The Supreme Court (SC) on July 27 said money laundering was a heinous crime that not only affects the social and economic fabric of the nation, but also tends to promote other heinous offences, such as terrorism, offences related to NDPS Act (anti-drug law) etc .
- The observation came as the SC rejected 241 petitions challenging the constitutional validity of certain provisions of the Prevention of Money Laundering Act (PMLA), 2002.
- A three-judge bench of Justice A.M. Khanwilkar, Dinesh Maheshwari and C.T. Ravikumar upheld the stringent provisions in the law — on bail, the wide powers given to the Enforcement Directorate (ED) on search and seizure, admissibility of confession statement before the ED, reverse burden on the accused to prove innocence, non-supply of Enforcement Case Information Report (ECIR) lodged before prosecution, attachment of properties under the law, and expansive definition of the term “proceeds of crime”.
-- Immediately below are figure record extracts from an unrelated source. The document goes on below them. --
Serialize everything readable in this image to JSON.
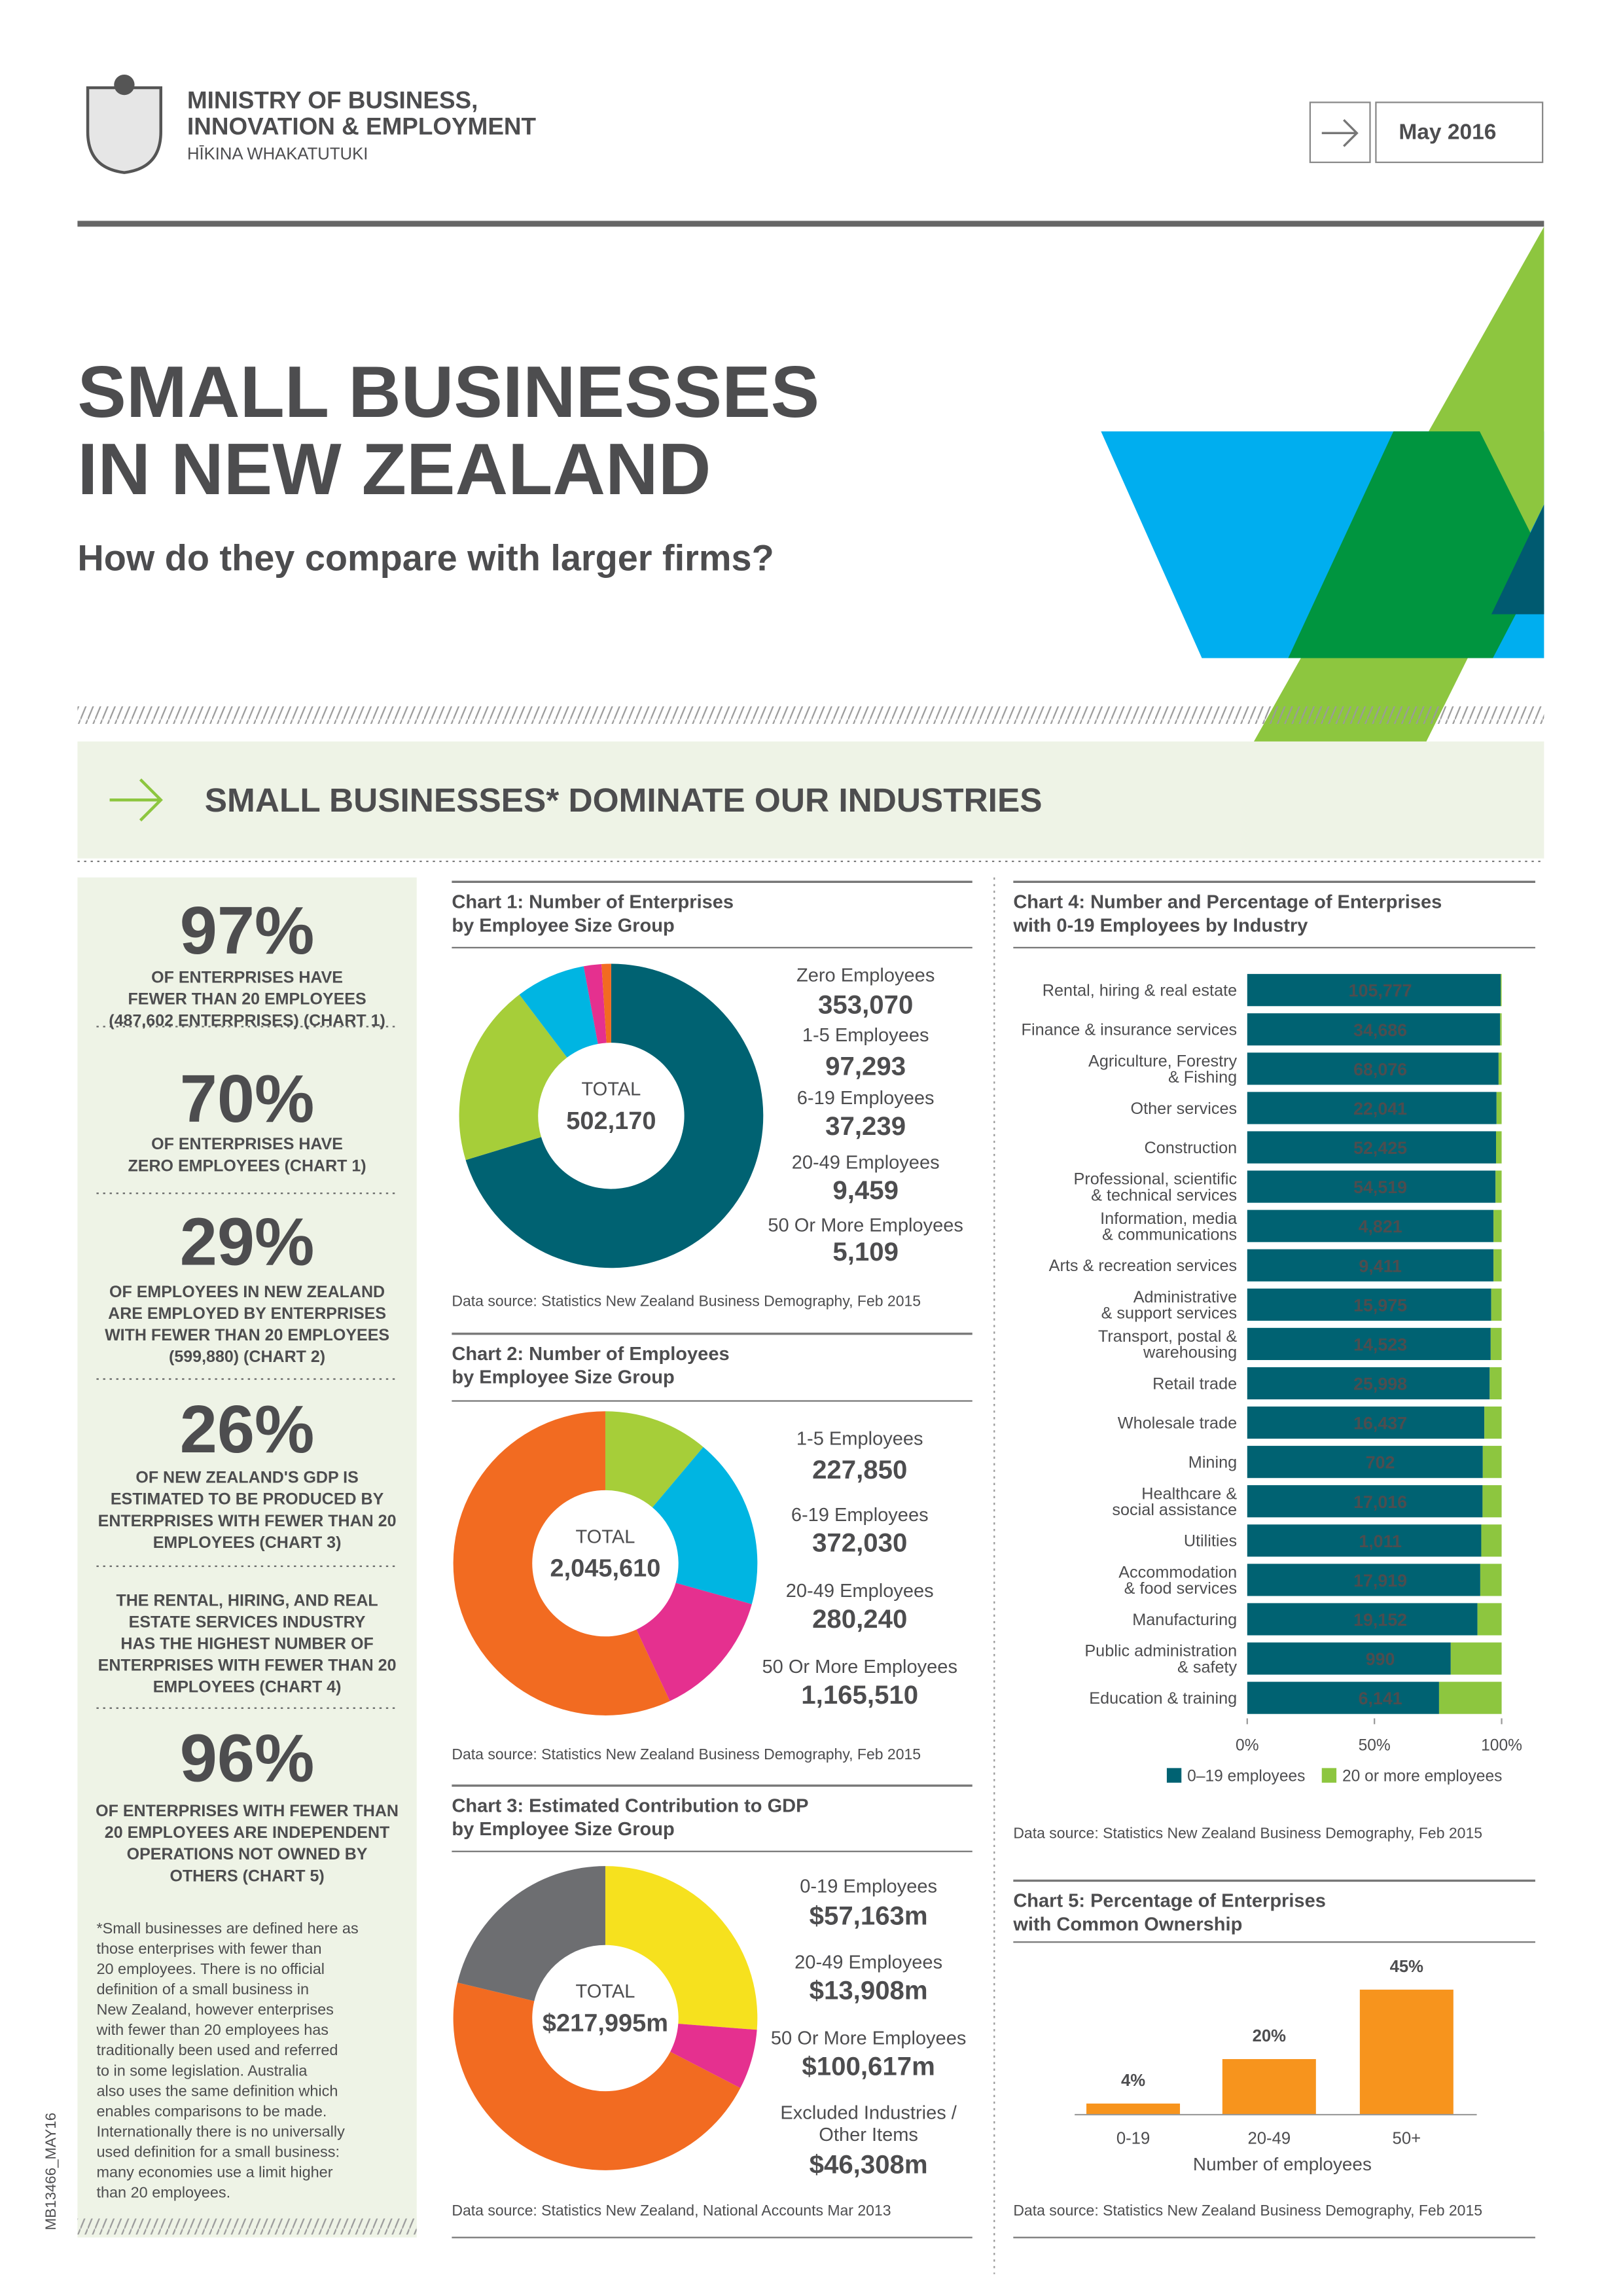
{
  "header": {
    "org_lines": "MINISTRY OF BUSINESS,\nINNOVATION & EMPLOYMENT",
    "org_maori": "HĪKINA WHAKATUTUKI",
    "date": "May 2016",
    "title_lines": "SMALL BUSINESSES\nIN NEW ZEALAND",
    "subtitle": "How do they compare with larger firms?"
  },
  "section_title": "SMALL BUSINESSES* DOMINATE OUR INDUSTRIES",
  "stats": [
    {
      "figure": "97%",
      "text": "OF ENTERPRISES HAVE\nFEWER THAN 20 EMPLOYEES\n(487,602 ENTERPRISES) (CHART 1)"
    },
    {
      "figure": "70%",
      "text": "OF ENTERPRISES HAVE\nZERO EMPLOYEES (CHART 1)"
    },
    {
      "figure": "29%",
      "text": "OF EMPLOYEES IN NEW ZEALAND\nARE EMPLOYED BY ENTERPRISES\nWITH FEWER THAN 20 EMPLOYEES\n(599,880) (CHART 2)"
    },
    {
      "figure": "26%",
      "text": "OF NEW ZEALAND'S GDP IS\nESTIMATED TO BE PRODUCED BY\nENTERPRISES WITH FEWER THAN 20\nEMPLOYEES (CHART 3)"
    },
    {
      "text": "THE RENTAL, HIRING, AND REAL\nESTATE SERVICES INDUSTRY\nHAS THE HIGHEST NUMBER OF\nENTERPRISES WITH FEWER THAN 20\nEMPLOYEES  (CHART 4)"
    },
    {
      "figure": "96%",
      "text": "OF ENTERPRISES WITH FEWER THAN\n20 EMPLOYEES ARE INDEPENDENT\nOPERATIONS NOT OWNED BY\nOTHERS (CHART 5)"
    }
  ],
  "footnote": "*Small businesses are defined here as\nthose enterprises with fewer than\n20 employees.  There is no official\ndefinition of a small business in\nNew Zealand, however enterprises\nwith fewer than 20 employees has\ntraditionally been used and referred\nto in some legislation.  Australia\nalso uses the same definition which\nenables comparisons to be made.\nInternationally there is no universally\nused definition for a small business:\nmany economies use a limit higher\nthan 20 employees.",
  "doc_code": "MB13466_MAY16",
  "chart_data": [
    {
      "type": "donut",
      "title": "Chart 1: Number of Enterprises\nby Employee Size Group",
      "categories": [
        "Zero Employees",
        "1-5 Employees",
        "6-19 Employees",
        "20-49 Employees",
        "50 Or More Employees"
      ],
      "values": [
        353070,
        97293,
        37239,
        9459,
        5109
      ],
      "value_labels": [
        "353,070",
        "97,293",
        "37,239",
        "9,459",
        "5,109"
      ],
      "colors": [
        "#006272",
        "#a6ce39",
        "#00b5e2",
        "#e5308f",
        "#f26b21"
      ],
      "center_label": "TOTAL",
      "total_label": "502,170",
      "source": "Data source: Statistics New Zealand Business Demography, Feb 2015"
    },
    {
      "type": "donut",
      "title": "Chart 2: Number of Employees\nby Employee Size Group",
      "categories": [
        "1-5 Employees",
        "6-19 Employees",
        "20-49 Employees",
        "50 Or More Employees"
      ],
      "values": [
        227850,
        372030,
        280240,
        1165510
      ],
      "value_labels": [
        "227,850",
        "372,030",
        "280,240",
        "1,165,510"
      ],
      "colors": [
        "#a6ce39",
        "#00b5e2",
        "#e5308f",
        "#f26b21"
      ],
      "center_label": "TOTAL",
      "total_label": "2,045,610",
      "source": "Data source: Statistics New Zealand Business Demography, Feb 2015"
    },
    {
      "type": "donut",
      "title": "Chart 3: Estimated Contribution to GDP\nby Employee Size Group",
      "categories": [
        "0-19 Employees",
        "20-49 Employees",
        "50 Or More Employees",
        "Excluded Industries /\nOther Items"
      ],
      "values": [
        57163,
        13908,
        100617,
        46308
      ],
      "value_labels": [
        "$57,163m",
        "$13,908m",
        "$100,617m",
        "$46,308m"
      ],
      "colors": [
        "#f6e11e",
        "#e5308f",
        "#f26b21",
        "#6d6e71"
      ],
      "center_label": "TOTAL",
      "total_label": "$217,995m",
      "source": "Data source: Statistics New Zealand, National Accounts Mar 2013"
    },
    {
      "type": "stacked_barh",
      "title": "Chart 4: Number and Percentage of Enterprises\nwith 0-19 Employees by Industry",
      "categories": [
        "Rental, hiring & real estate",
        "Finance & insurance services",
        "Agriculture, Forestry\n& Fishing",
        "Other services",
        "Construction",
        "Professional, scientific\n& technical services",
        "Information, media\n& communications",
        "Arts & recreation services",
        "Administrative\n& support  services",
        "Transport, postal &\nwarehousing",
        "Retail trade",
        "Wholesale trade",
        "Mining",
        "Healthcare &\nsocial assistance",
        "Utilities",
        "Accommodation\n& food services",
        "Manufacturing",
        "Public administration\n& safety",
        "Education & training"
      ],
      "series": [
        {
          "name": "0–19 employees",
          "color": "#006272",
          "values": [
            99.6,
            99.4,
            98.8,
            98.0,
            97.8,
            97.6,
            96.8,
            96.8,
            95.9,
            95.7,
            95.3,
            93.2,
            92.6,
            92.5,
            92.0,
            91.6,
            90.5,
            80.0,
            75.4
          ],
          "count_labels": [
            "105,777",
            "34,686",
            "68,076",
            "22,041",
            "52,425",
            "54,519",
            "4,821",
            "9,411",
            "15,975",
            "14,523",
            "25,998",
            "16,437",
            "702",
            "17,016",
            "1,011",
            "17,919",
            "19,152",
            "990",
            "6,141"
          ]
        },
        {
          "name": "20 or more employees",
          "color": "#8dc63f",
          "values": [
            0.4,
            0.6,
            1.2,
            2.0,
            2.2,
            2.4,
            3.2,
            3.2,
            4.1,
            4.3,
            4.7,
            6.8,
            7.4,
            7.5,
            8.0,
            8.4,
            9.5,
            20.0,
            24.6
          ]
        }
      ],
      "xlim": [
        0,
        100
      ],
      "xticks": [
        {
          "value": 0,
          "label": "0%"
        },
        {
          "value": 50,
          "label": "50%"
        },
        {
          "value": 100,
          "label": "100%"
        }
      ],
      "source": "Data source: Statistics New Zealand Business Demography, Feb 2015"
    },
    {
      "type": "bar",
      "title": "Chart 5: Percentage of Enterprises\nwith Common Ownership",
      "categories": [
        "0-19",
        "20-49",
        "50+"
      ],
      "values": [
        4,
        20,
        45
      ],
      "value_labels": [
        "4%",
        "20%",
        "45%"
      ],
      "color": "#f7941d",
      "ylim": [
        0,
        50
      ],
      "xlabel": "Number of employees",
      "source": "Data source: Statistics New Zealand Business Demography, Feb 2015"
    }
  ]
}
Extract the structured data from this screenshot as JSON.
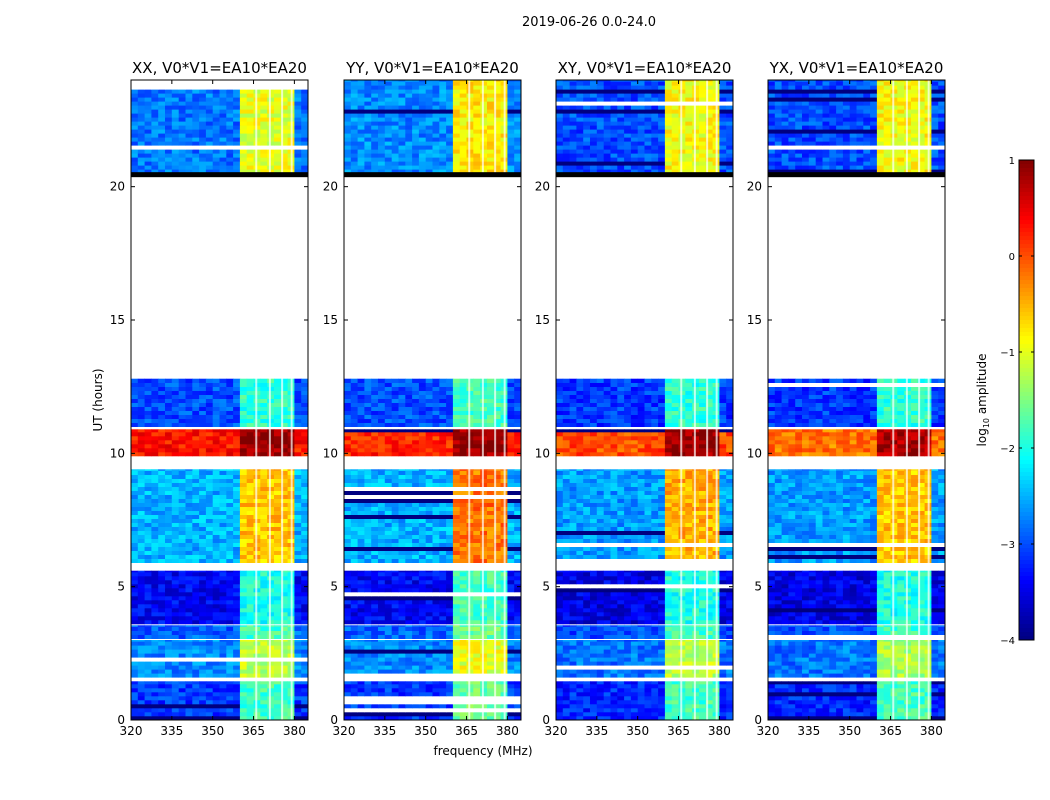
{
  "chart_data": {
    "type": "heatmap",
    "title": "2019-06-26 0.0-24.0",
    "xlabel": "frequency (MHz)",
    "ylabel": "UT (hours)",
    "xlim": [
      320,
      385
    ],
    "ylim": [
      0,
      24
    ],
    "xticks": [
      "320",
      "335",
      "350",
      "365",
      "380"
    ],
    "xtick_values": [
      320,
      335,
      350,
      365,
      380
    ],
    "yticks": [
      "0",
      "5",
      "10",
      "15",
      "20"
    ],
    "ytick_values": [
      0,
      5,
      10,
      15,
      20
    ],
    "panels": [
      {
        "title": "XX, V0*V1=EA10*EA20"
      },
      {
        "title": "YY, V0*V1=EA10*EA20"
      },
      {
        "title": "XY, V0*V1=EA10*EA20"
      },
      {
        "title": "YX, V0*V1=EA10*EA20"
      }
    ],
    "rfi_band_mhz": [
      361,
      381
    ],
    "rfi_gaps_mhz": [
      366,
      371,
      375.5,
      379
    ],
    "segments": [
      {
        "t": [
          0.0,
          1.45
        ],
        "bg": [
          -3.1,
          -3.1,
          -3.2,
          -3.2
        ],
        "band": [
          -1.8,
          -1.6,
          -1.8,
          -1.8
        ]
      },
      {
        "t": [
          1.6,
          3.0
        ],
        "bg": [
          -2.7,
          -2.7,
          -2.8,
          -2.8
        ],
        "band": [
          -1.2,
          -1.0,
          -1.2,
          -1.3
        ]
      },
      {
        "t": [
          3.05,
          3.55
        ],
        "bg": [
          -2.9,
          -2.9,
          -3.0,
          -3.0
        ],
        "band": [
          -1.8,
          -1.6,
          -1.8,
          -1.8
        ]
      },
      {
        "t": [
          3.6,
          5.6
        ],
        "bg": [
          -3.4,
          -3.4,
          -3.5,
          -3.5
        ],
        "band": [
          -2.0,
          -1.8,
          -2.0,
          -2.0
        ]
      },
      {
        "t": [
          5.9,
          9.4
        ],
        "bg": [
          -2.5,
          -2.5,
          -2.6,
          -2.6
        ],
        "band": [
          -0.6,
          -0.2,
          -0.5,
          -0.6
        ]
      },
      {
        "t": [
          9.9,
          10.9
        ],
        "bg": [
          0.3,
          0.2,
          0.0,
          -0.2
        ],
        "band": [
          0.9,
          0.9,
          0.9,
          0.8
        ]
      },
      {
        "t": [
          11.0,
          12.8
        ],
        "bg": [
          -3.0,
          -3.0,
          -3.1,
          -3.1
        ],
        "band": [
          -1.9,
          -1.8,
          -1.9,
          -1.9
        ]
      },
      {
        "t": [
          20.5,
          24.0
        ],
        "bg": [
          -2.8,
          -2.7,
          -3.0,
          -3.0
        ],
        "band": [
          -1.0,
          -0.8,
          -0.9,
          -0.9
        ]
      }
    ],
    "blank_lines_hours": [
      19.1,
      20.45
    ],
    "colorbar": {
      "label": "log10 amplitude",
      "range": [
        -4,
        1
      ],
      "ticks": [
        "1",
        "0",
        "−1",
        "−2",
        "−3",
        "−4"
      ],
      "tick_values": [
        1,
        0,
        -1,
        -2,
        -3,
        -4
      ]
    }
  }
}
- Money laundering is an offence against the sovereignty and integrity of the country. It is no less a heinous offence than the offence of terrorism.
About Enforcement Directorate (ED)
- The Enforcement Directorate (ED) goes back to May 1, 1956, when an ‘Enforcement Unit’ was formed in the Department of Economic Affairs, for handling Exchange Control Laws violations under the Foreign Exchange Regulation Act (FERA).
- The ED is a multi-dimensional organisation investigating economic offences under the Prevention of Money Laundering Act (PMLA), Fugitive Economic Offenders Act, Foreign Exchange Management Act and FERA.
- The PMLA was brought in for this exact reason in 2002, but was enacted only in 2005.
- Whenever any offence is registered by a local police station, which has generated proceeds of crime over and above Rs. 1 crore, the investigating police officer forwards the details to the ED.
- If the amount which has been stolen is used after four years to purchase some properties, then the ill-gotten money is brought back in the market; or if the money is given to someone else to buy properties in different parts of the country, then there is ‘laundering’ of money and the ED will need to step in and look into the layering and attachment of properties to recover the money.
- The ED carries out search (property) and seizure (money/documents) after it has decided that the money has been laundered, under Section 16 (power of survey) and Section 17 (search and seizure) of the PMLA.
- On the basis of that, the authorities will decide if arrest is needed as per Section 19 (power of arrest).
- Under Section 50 (powers of authorities regarding summons, production of documents and to give evidence etc), the ED can also directly carry out search and seizure without calling the person for questioning.
- It is not necessary to summon the person first and then start with the search and seizure.
- If the person is arrested, the ED gets 60 days to file the prosecution complaint (chargesheet) as the punishment under PMLA doesn’t go beyond seven years.
- Since the PMLA was enacted only in 2005, any ill-gotten property acquired before the year 2005 has no case under PMLA.